Parfois, les jugements se doublent de contre-vérités éhontées. À de nombreuses reprises, j’ai reçu des messages de jeunes femmes me demandant s’il était vrai qu’un médecin n’avait pas le droit de prescrire une pilule à une mineure : celui qu’elle avait consulté la lui avait refusée en arguant que ses parents pourraient porter plainte contre lui. C’était un mensonge : la loi de 2001 (qui avait également supprimé l’obligation d’une autorisation parentale pour l’IVG et en avait rallongé les délais) stipule précisément :

« Le consentement des titulaires de l’autorité parentale ou, le cas échéant, du représentant légal n’est pas requis pour la prescription, la délivrance ou l’administration de contraceptifs aux personnes mineures. La délivrance de contraceptifs, la réalisation d’examens de biologie médicale en vue d’une prescription contraceptive, la prescription de ces examens ou d’un contraceptif, ainsi que leur prise en charge, sont protégées par le secret pour les personnes mineures. »
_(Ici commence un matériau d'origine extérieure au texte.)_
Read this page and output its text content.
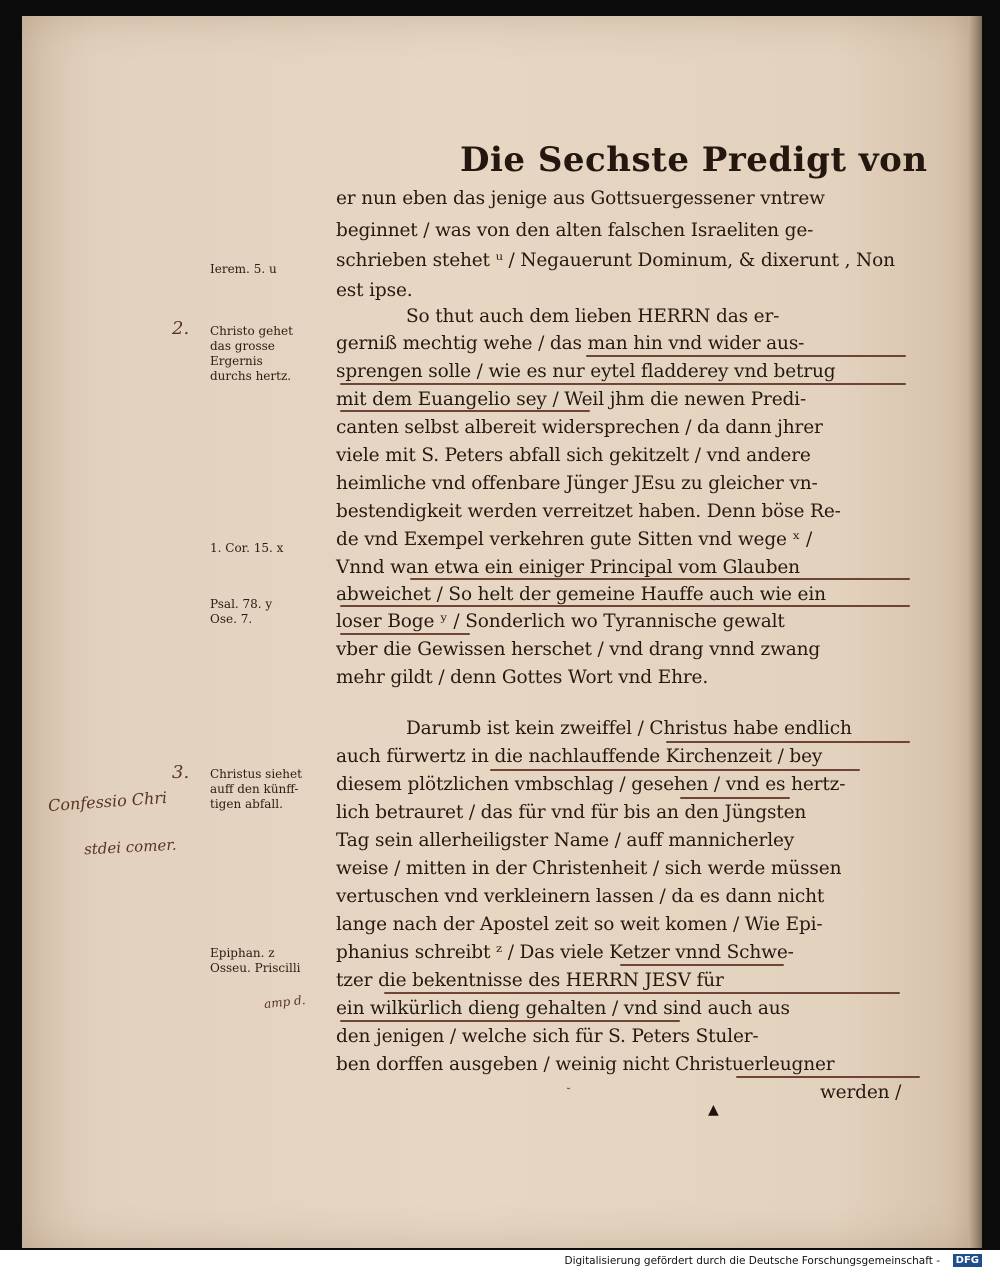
Die Sechste Predigt von
er nun eben das jenige aus Gottsuergessener vntrew
beginnet / was von den alten falschen Israeliten ge-
schrieben stehet ᵘ / Negauerunt Dominum, & dixerunt , Non
est ipse.
So thut auch dem lieben HERRN das er-
gerniß mechtig wehe / das man hin vnd wider aus-
sprengen solle / wie es nur eytel fladderey vnd betrug
mit dem Euangelio sey / Weil jhm die newen Predi-
canten selbst albereit widersprechen / da dann jhrer
viele mit S. Peters abfall sich gekitzelt / vnd andere
heimliche vnd offenbare Jünger JEsu zu gleicher vn-
bestendigkeit werden verreitzet haben. Denn böse Re-
de vnd Exempel verkehren gute Sitten vnd wege ˣ /
Vnnd wan etwa ein einiger Principal vom Glauben
abweichet / So helt der gemeine Hauffe auch wie ein
loser Boge ʸ / Sonderlich wo Tyrannische gewalt
vber die Gewissen herschet / vnd drang vnnd zwang
mehr gildt / denn Gottes Wort vnd Ehre.
Darumb ist kein zweiffel / Christus habe endlich
auch fürwertz in die nachlauffende Kirchenzeit / bey
diesem plötzlichen vmbschlag / gesehen / vnd es hertz-
lich betrauret / das für vnd für bis an den Jüngsten
Tag sein allerheiligster Name / auff mannicherley
weise / mitten in der Christenheit / sich werde müssen
vertuschen vnd verkleinern lassen / da es dann nicht
lange nach der Apostel zeit so weit komen / Wie Epi-
phanius schreibt ᶻ / Das viele Ketzer vnnd Schwe-
tzer die bekentnisse des HERRN JESV für
ein wilkürlich dieng gehalten / vnd sind auch aus
den jenigen / welche sich für S. Peters Stuler-
ben dorffen ausgeben / weinig nicht Christuerleugner
werden /
Ierem. 5. u
2. Christo gehet
das grosse
Ergernis
durchs hertz.
1. Cor. 15. x
Psal. 78. y
Ose. 7.
3. Christus siehet
auff den künff-
tigen abfall.
Epiphan. z
Osseu. Priscilli
Confessio Chri
stdei comer.
amp d.
▲
˘
Digitalisierung gefördert durch die Deutsche Forschungsgemeinschaft -	DFG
            Mais mentir est plus facile que refuser sans motif."




[1] L’obstétrique, sur laquelle je reviens plus loin dans le livre est elle aussi l’un des hauts lieux de la maltraitance médicale. Je pense que vous en avez entendu parler récemment... 
[2]  Au moins, la prescription homéopathique est dotée d’un fort effet placebo, justement apprécié par les patients. On ne peut pas toujours en dire autant des jugements émis par les psychanalystes.
[3] « Grossophobie médicale : ‘’C’est une angoisse à chaque fois que je dois consulter’’ », par Elsa Maudet, Libération.fr, 8 janvier 2016.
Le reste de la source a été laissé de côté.